Gewindemuttern für den 3D-Druck konstruieren

Paul Gomer | 24. April 2020

Die zwei häufigsten Gründe für die Fertigung von Antriebs- und Gewindemuttern mittels 3D-Druck Verfahren sind der Bau von funktionalen Prototypen und die Herstellung von komplexen Sondermuttern. In der Produktentwicklung werden mitunter mehrere Modelle konstruiert und getestet – mit dem Rapid Prototyping Verfahren kann die Herstellung von seriennahen Varianten und Anpassungen sehr schnell erfolgen, was einen schnelleren Markteintritt ermöglicht. Die Fertigung von komplexen Sondermuttern ist häufig mit einem großen manuellen Aufwand verbunden, was solche Lösungen schnell sehr teuer macht. 3D-Druck Technologien machen eine Kostenreduktion in diesem Fall möglich – aber auch hierfür wird ein 3D-Modell des gewünschten Gewindes benötigt. Digitale Hilfestellungen können die Konstruktion und Anpassung von individuellen Gewinden erleichtern und beschleunigen.

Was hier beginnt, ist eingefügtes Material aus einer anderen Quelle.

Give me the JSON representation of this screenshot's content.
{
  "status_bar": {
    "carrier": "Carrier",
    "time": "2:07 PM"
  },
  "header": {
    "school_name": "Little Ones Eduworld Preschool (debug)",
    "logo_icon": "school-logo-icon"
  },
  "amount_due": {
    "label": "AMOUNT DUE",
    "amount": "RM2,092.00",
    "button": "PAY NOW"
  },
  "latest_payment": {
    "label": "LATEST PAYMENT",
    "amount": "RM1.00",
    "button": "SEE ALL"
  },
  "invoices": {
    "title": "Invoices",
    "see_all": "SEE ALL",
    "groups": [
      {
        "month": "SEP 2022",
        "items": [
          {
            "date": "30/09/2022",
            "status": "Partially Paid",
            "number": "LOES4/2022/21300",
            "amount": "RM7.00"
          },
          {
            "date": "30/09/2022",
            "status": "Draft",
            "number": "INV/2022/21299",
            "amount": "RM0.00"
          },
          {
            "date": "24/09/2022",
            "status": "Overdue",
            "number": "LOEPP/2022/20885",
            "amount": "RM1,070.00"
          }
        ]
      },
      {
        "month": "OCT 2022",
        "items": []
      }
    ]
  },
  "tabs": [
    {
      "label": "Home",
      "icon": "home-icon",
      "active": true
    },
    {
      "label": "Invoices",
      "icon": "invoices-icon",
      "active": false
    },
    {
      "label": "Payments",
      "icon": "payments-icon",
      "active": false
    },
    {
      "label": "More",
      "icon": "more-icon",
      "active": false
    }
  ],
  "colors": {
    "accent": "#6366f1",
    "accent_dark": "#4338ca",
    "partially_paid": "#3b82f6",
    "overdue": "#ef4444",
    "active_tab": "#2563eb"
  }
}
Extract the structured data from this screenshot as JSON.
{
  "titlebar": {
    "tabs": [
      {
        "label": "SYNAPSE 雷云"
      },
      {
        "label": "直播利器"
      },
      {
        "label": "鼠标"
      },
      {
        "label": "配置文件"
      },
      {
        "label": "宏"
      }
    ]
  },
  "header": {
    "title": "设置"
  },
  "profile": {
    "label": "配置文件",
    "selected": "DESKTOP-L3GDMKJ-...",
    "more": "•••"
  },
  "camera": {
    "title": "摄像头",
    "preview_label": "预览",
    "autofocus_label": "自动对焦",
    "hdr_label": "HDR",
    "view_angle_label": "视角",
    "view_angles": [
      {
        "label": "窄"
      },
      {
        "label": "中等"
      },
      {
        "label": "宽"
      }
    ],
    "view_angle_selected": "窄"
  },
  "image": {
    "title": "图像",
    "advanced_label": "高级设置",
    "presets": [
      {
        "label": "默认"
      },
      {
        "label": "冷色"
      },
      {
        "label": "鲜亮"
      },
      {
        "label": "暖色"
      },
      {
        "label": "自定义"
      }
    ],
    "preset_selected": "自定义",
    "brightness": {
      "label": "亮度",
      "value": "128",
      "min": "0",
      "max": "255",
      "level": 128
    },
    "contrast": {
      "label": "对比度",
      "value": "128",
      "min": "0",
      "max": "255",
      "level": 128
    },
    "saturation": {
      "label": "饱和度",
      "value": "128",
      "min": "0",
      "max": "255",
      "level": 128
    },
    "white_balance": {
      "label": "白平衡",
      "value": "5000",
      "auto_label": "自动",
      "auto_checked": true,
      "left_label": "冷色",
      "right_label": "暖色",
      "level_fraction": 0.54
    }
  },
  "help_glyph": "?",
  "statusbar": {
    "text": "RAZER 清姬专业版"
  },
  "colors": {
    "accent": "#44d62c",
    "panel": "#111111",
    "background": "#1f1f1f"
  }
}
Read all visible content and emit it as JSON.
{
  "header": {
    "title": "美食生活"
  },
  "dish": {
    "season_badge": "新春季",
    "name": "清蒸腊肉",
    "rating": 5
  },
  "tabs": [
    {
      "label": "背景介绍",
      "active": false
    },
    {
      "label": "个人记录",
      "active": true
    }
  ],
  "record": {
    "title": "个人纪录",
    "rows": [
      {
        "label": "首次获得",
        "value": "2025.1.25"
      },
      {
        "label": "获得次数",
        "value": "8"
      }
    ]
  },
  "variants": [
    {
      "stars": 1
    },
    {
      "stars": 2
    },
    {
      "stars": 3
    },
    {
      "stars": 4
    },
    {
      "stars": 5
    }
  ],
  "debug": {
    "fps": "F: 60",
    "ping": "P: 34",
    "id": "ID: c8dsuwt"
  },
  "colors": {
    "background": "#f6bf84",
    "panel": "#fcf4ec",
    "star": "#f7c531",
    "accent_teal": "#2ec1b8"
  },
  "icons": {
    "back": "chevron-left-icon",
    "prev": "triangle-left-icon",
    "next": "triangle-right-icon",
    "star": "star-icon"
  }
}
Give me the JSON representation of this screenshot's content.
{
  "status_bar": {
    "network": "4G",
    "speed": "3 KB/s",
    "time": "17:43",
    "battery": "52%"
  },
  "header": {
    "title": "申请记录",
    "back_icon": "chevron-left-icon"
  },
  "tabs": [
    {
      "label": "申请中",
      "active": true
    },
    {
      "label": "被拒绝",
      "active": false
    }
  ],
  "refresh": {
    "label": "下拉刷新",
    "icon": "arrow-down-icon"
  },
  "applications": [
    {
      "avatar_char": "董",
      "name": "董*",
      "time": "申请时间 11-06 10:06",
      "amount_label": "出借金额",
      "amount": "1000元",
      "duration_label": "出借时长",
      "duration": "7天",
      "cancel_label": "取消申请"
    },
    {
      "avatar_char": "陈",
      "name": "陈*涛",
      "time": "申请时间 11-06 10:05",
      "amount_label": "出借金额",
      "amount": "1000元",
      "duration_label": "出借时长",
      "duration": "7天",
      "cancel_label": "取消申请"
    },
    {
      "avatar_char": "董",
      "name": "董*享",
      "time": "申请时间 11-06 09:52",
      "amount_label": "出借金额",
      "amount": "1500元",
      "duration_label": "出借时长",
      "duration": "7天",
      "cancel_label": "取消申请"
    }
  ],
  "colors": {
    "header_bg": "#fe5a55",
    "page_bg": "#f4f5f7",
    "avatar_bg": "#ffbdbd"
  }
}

Einfache Geometrien zylindrisch (Form S) oder mit Flansch (Form F) können schnell und einfach in unserem CAD-Konfigurator für Gewindemuttern individuell konfiguriert und heruntergeladen werden. Die metrischen Gewindegrößen, in Anlehnung an ISO-Trapezgewinde nach DIN 103, der Reihen 1 und 2 sind verfügbar. Fertige Konfigurationen können direkt im Anschluss im Online Druck-Service angefragt oder bestellt werden, was den Konstruktions- und Produktionsprozess von individuellen Gewindemuttern enorm beschleunigt.  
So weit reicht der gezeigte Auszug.